Former President Donald Trump says he won’t hold a news conference next week to show what he says is new “evidence” of fraud in Georgia’s 2020 presidential race, even though no fraud has ever been proven. He is doing this on the advice of his lawyers as he prepares to stand trial in two criminal cases that stem from his election lies. Even though Trump’s claims are false, in the two and a half years since the election in Georgia and elsewhere, no strong proof of the widespread fraud he says happened has come to light. Republicans in the state have said for a long time that he lost fairly, and three recounts in the state proved that President Joe Biden won.
“Rather than releasing the Report on the Rigged and Stolen Georgia 2020 Presidential Election on Monday, my lawyers would rather put this, I believe, irrefutable and overwhelming evidence of Election Fraud and Irregularities in formal Legal Filings as we fight to dismiss this disgraceful Indictment,” Trump wrote on his social media site Thursday to explain his change of heart.
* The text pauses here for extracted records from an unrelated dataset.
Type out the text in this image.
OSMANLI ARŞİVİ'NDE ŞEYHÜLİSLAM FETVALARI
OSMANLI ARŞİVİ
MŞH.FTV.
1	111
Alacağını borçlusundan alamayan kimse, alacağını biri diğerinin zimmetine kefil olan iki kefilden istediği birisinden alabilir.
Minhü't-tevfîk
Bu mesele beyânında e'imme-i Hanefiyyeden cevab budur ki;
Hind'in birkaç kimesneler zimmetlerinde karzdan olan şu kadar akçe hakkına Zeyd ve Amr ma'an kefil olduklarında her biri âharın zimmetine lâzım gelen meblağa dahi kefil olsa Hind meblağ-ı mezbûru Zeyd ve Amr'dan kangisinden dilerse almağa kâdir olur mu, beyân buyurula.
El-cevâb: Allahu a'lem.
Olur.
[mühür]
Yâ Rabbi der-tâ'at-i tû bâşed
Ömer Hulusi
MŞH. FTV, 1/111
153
Trump said he would hold the event just hours after a Georgia grand jury decided late Monday to charge him and others in what they say was a wide-ranging plot to illegally change the results of the 2020 election and stop the peaceful transfer of power.
He had said that he would use the “major news conference” at his Bedminster, New Jersey, golf club on Monday morning to share what he said was a “almost complete” report that would clear him. Federal and state poll officials, as well as Trump’s own attorney general, have said that there is no good proof that the election was rigged. The former president’s claims of theft were also thrown out by courts, including ones that Trump himself chose.
After the election, three recounts were done in Georgia, which is the state at the center of his new charge. Each of these recounts showed that he lost to Biden. Advisors have been telling the former president for a long time that, as he runs for re-election, he should spend less time talking about how upset he is about the 2020 election and more time talking about his plans for the future. Even though this kind of talk gets his loyal fans excited, it turns off more moderate and independent voters and is often criticized in interviews by longtime Trump backers who say it’s time to move on.
But the charges against him have made things much worse. The federal judge in Washington who is in charge of the election plot case against Trump told him last week that there are limits to what he can say about the evidence in the case while he is running for a second term as president.
The judge said that the more “inflammatory” comments are made about the case, the more urgent it will be for her to get to trial quickly to avoid intimidating witnesses or tainting the jury pool.
She said, “I will do whatever is necessary to protect the case’s integrity.” Still, Trump has made it clear that he thinks the cases against him in Georgia and Washington are a chance to try to prove again that his false claims are true.
Trump’s Renewed Critique of Georgia’s Vote Sparks Swift Republican Response
This week, Trump attacked the fairness of Georgia’s vote again, which drew quick criticism from the state’s Republican governor, Brian Kemp. Kemp was one of the people Trump had tried to get to change his loss in Georgia, which is a swing state. “Georgia’s 2020 election was not stolen. Kemp wrote on X, the site that used to be called Twitter, that anyone with proof of theft has failed to come forward under oath and show anything in a court of law for almost three years.
This was also said by former Vice President Mike Pence, who is now running against Trump for the Republican nomination. Trump had tried to get Pence to change the election results on his own. He said this week, “The Georgia election wasn’t stolen, and I didn’t have the right to throw out the results on January 6.”
Trump is the first former president in U.S. history to be indicted. He is also facing criminal charges in Florida and New York. In Florida, he is accused of mishandling classified documents and trying to stop an investigation. In New York, he is accused of paying women hush money during his 2016 campaign.